The impact of Fed rate hikes and rising interest rates spurred by deficit increases could weaken the stock market after a boom in Trump’s first year as president.

“The Federal Reserve will have little choice but to raise short-term rates more aggressively, and the Fed tightening combined with the increased government borrowing will drive up long-term rates more quickly,” said Mark Zandi, chief economist at Moody's Analytics.

“Lawmakers are doing the opposite of what economic textbooks suggest they should be doing.”

Republicans under Trump have shifted their approach to battling budget deficits. After demanding fiscal restraint under President Obama, the GOP passed a $1.5 trillion tax-cut package in December and approved last week a $300 billion increase in military and domestic spending.
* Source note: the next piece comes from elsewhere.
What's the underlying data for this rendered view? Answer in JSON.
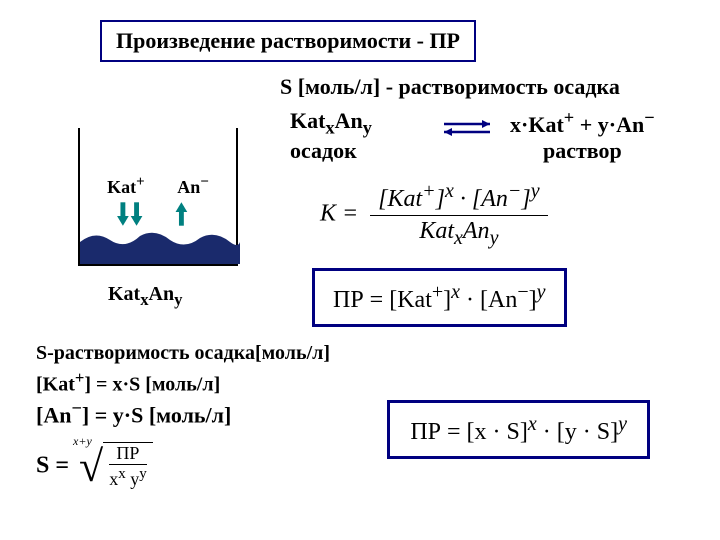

Fiscal hawks and nonpartisan budget watchdogs criticized Republican leaders for what they consider a massive breach of responsible fiscal policy. Trump, defending the deal, tweeted that Democrats “forced” Republicans to add “waste” domestic spending to earn their support.

GOP leaders say the tax cuts will generate far more revenue than they’ll cost, and touted increases in military funding as essential to national security.

“We fundamentally changed the structure of the economy,” Mulvaney said. “This is not a fiscal stimulus. It's not a sugar high.”

“We think we can change the long-term trends of our growth possibilities, the long-term trends of the economy.”